La mort, entre deux flippers

Par Mathieu Li-Goyette
Michael Corleone est un bédéiste vierge de 22 ans. Lorsqu'il ne brise pas du plomb sur sa table à dessin, il vagabonde dans le Manhattan qui l'a vu naître et grandir. Il joue au pinball et ce jeu se joue de lui. Toute son existence, nous le verrons, s'explicite et se justifie dans ces tables dont Ralph Bakshi tirera une magnifique fable du passage à l'âge adulte où Michael respire New York comme New York expire des Michael de ses bouches d’égout fumantes et de ses trous à ordure puants. Ici, chaque conciliabule de sans-abris est à l'origine d'une soirée chantante dont l'hymne s'entend du métro à la énième avenue. Le feu des barils de fortune fume, fume autant que la marijuana en combustion qui révèle les nervures des globes oculaires de Michael. Cette danse des fumées, faite de déchets souillés brûlant contre le fer rouillé, embaume le New York de Bakshi dans une poésie urbaine où le plaisir immédiat et l'acte gratuit sont la soupape d'une rage de vivre se heurtant à la rigidité immuable du monde ambiant, monde que l'auteur ne peut se résoudre à animer.

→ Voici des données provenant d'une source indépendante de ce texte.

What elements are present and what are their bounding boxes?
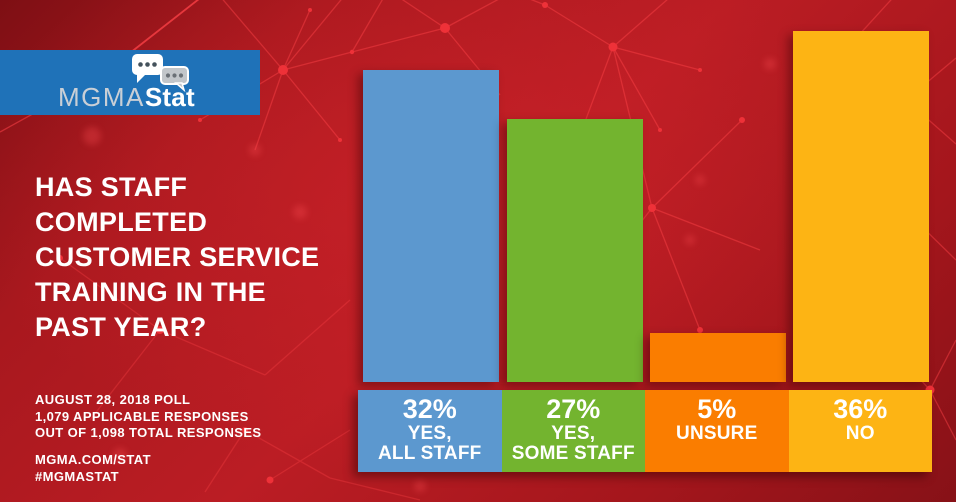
bar-value-label: 5%: [697, 394, 737, 424]
chat-bubbles-icon: [132, 54, 189, 93]
bar-category-label: YES,: [407, 423, 452, 444]
bar-label-yes-some-staff: 27% YES, SOME STAFF: [501, 390, 645, 472]
bar-unsure: [650, 333, 786, 382]
mgma-stat-logo: MGMAStat: [0, 50, 260, 115]
logo-wordmark: MGMAStat: [58, 84, 195, 110]
question-line: HAS STAFF: [35, 172, 188, 202]
site-url-text: MGMA.COM/STAT: [35, 452, 151, 467]
bar-value-label: 27%: [546, 394, 601, 424]
poll-total-line: OUT OF 1,098 TOTAL RESPONSES: [35, 425, 262, 440]
footer-links: MGMA.COM/STAT #MGMASTAT: [35, 452, 151, 485]
question-title: HAS STAFF COMPLETED CUSTOMER SERVICE TRA…: [35, 170, 365, 345]
poll-meta: AUGUST 28, 2018 POLL 1,079 APPLICABLE RE…: [35, 392, 261, 442]
bar-no: [793, 31, 929, 382]
bar-label-unsure: 5% UNSURE: [645, 390, 789, 472]
bar-category-label: YES,: [551, 423, 596, 444]
question-line: CUSTOMER SERVICE: [35, 242, 320, 272]
question-line: COMPLETED: [35, 207, 208, 237]
logo-mgma-text: MGMA: [58, 82, 145, 112]
bar-value-label: 36%: [833, 394, 888, 424]
bar-value-label: 32%: [402, 394, 457, 424]
bar-label-strip: 32% YES, ALL STAFF 27% YES, SOME STAFF 5% UNSUR…: [358, 390, 932, 472]
bar-label-no: 36% NO: [788, 390, 932, 472]
poll-date-line: AUGUST 28, 2018 POLL: [35, 392, 191, 407]
bar-yes-some-staff: [507, 119, 643, 382]
bar-category-label: SOME STAFF: [511, 443, 635, 464]
hashtag-text: #MGMASTAT: [35, 468, 119, 484]
bar-category-label: ALL STAFF: [378, 443, 482, 464]
bar-yes-all-staff: [363, 70, 499, 382]
poll-responses-line: 1,079 APPLICABLE RESPONSES: [35, 408, 249, 424]
bar-label-yes-all-staff: 32% YES, ALL STAFF: [358, 390, 502, 472]
logo-stat-text: Stat: [144, 82, 195, 112]
question-line: PAST YEAR?: [35, 312, 207, 342]
bar-category-label: UNSURE: [676, 423, 758, 444]
bar-category-label: NO: [845, 423, 875, 444]
question-line: TRAINING IN THE: [35, 277, 266, 307]
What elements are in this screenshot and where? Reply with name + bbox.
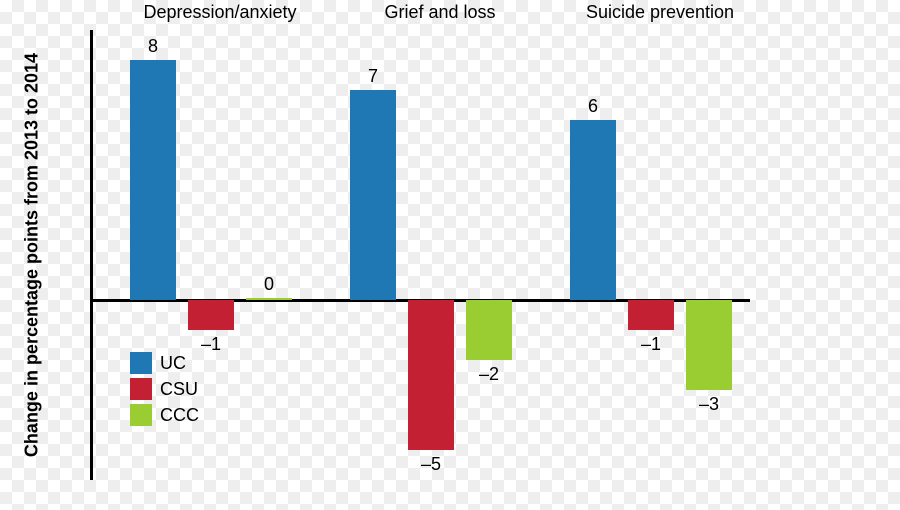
bar-uc [350, 90, 396, 300]
plot-area: Depression/anxiety8–10Grief and loss7–5–… [90, 30, 750, 480]
bar-uc [570, 120, 616, 300]
category-title: Suicide prevention [560, 2, 760, 23]
category-group: Suicide prevention6–1–3 [560, 30, 760, 480]
value-label: 8 [123, 36, 183, 57]
legend-swatch [130, 352, 152, 374]
y-axis-line [90, 30, 93, 480]
bar-csu [408, 300, 454, 450]
bar-ccc [466, 300, 512, 360]
legend-label: UC [160, 353, 186, 374]
legend-swatch [130, 404, 152, 426]
value-label: 6 [563, 96, 623, 117]
bar-ccc [686, 300, 732, 390]
legend: UC CSU CCC [130, 352, 199, 430]
category-group: Grief and loss7–5–2 [340, 30, 540, 480]
value-label: –1 [621, 334, 681, 355]
legend-swatch [130, 378, 152, 400]
legend-item: CCC [130, 404, 199, 426]
legend-label: CCC [160, 405, 199, 426]
value-label: 0 [239, 274, 299, 295]
chart-container: Change in percentage points from 2013 to… [0, 0, 900, 510]
value-label: –5 [401, 454, 461, 475]
legend-item: UC [130, 352, 199, 374]
value-label: 7 [343, 66, 403, 87]
bar-csu [628, 300, 674, 330]
bar-csu [188, 300, 234, 330]
bar-uc [130, 60, 176, 300]
category-title: Grief and loss [340, 2, 540, 23]
value-label: –2 [459, 364, 519, 385]
bar-ccc [246, 298, 292, 300]
value-label: –3 [679, 394, 739, 415]
legend-item: CSU [130, 378, 199, 400]
legend-label: CSU [160, 379, 198, 400]
category-title: Depression/anxiety [120, 2, 320, 23]
y-axis-label: Change in percentage points from 2013 to… [22, 53, 43, 457]
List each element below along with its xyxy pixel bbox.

Incapable d'en être le ventriloque, il exagère les expérimentations de Fritz the Cat en opposant un autre héros hérité de Tex Avery à un monde qu'il filme en prises de vue réelles. Se contenter de faire planer son lyrisme psychédélique sur ce réel lui permet de le sublimer, d'en tirer ce qu'il y avait de conventionnel et de circonscrit pour donner vie aux personnages les plus en détresse. Ainsi, l'extérieur des scènes de voiture est filmé tout comme la scène d'un bar érotique. S'attaquant à ces images captées et trafiquées, distillant leurs couleurs et sabotant leurs contrastes, Bakshi illustre le surgissement d'un monde d'en dessous - littéralement l'underground - toujours prêt à croquer dans le quotidien à jeun, complètement sain d'esprit.

Lorsqu'il n'est pas occupé à défendre sa mère juive de son père italien, Michael participe donc à la création de cette contre-culture qui s'anime avec le sling, le bang et le pouf qui composent les soubresauts incontrôlables des corps chez Bakshi; rares sont les personnages en parfait contrôle; encore plus rares sont ceux qui avancent sans d'abord trébucher.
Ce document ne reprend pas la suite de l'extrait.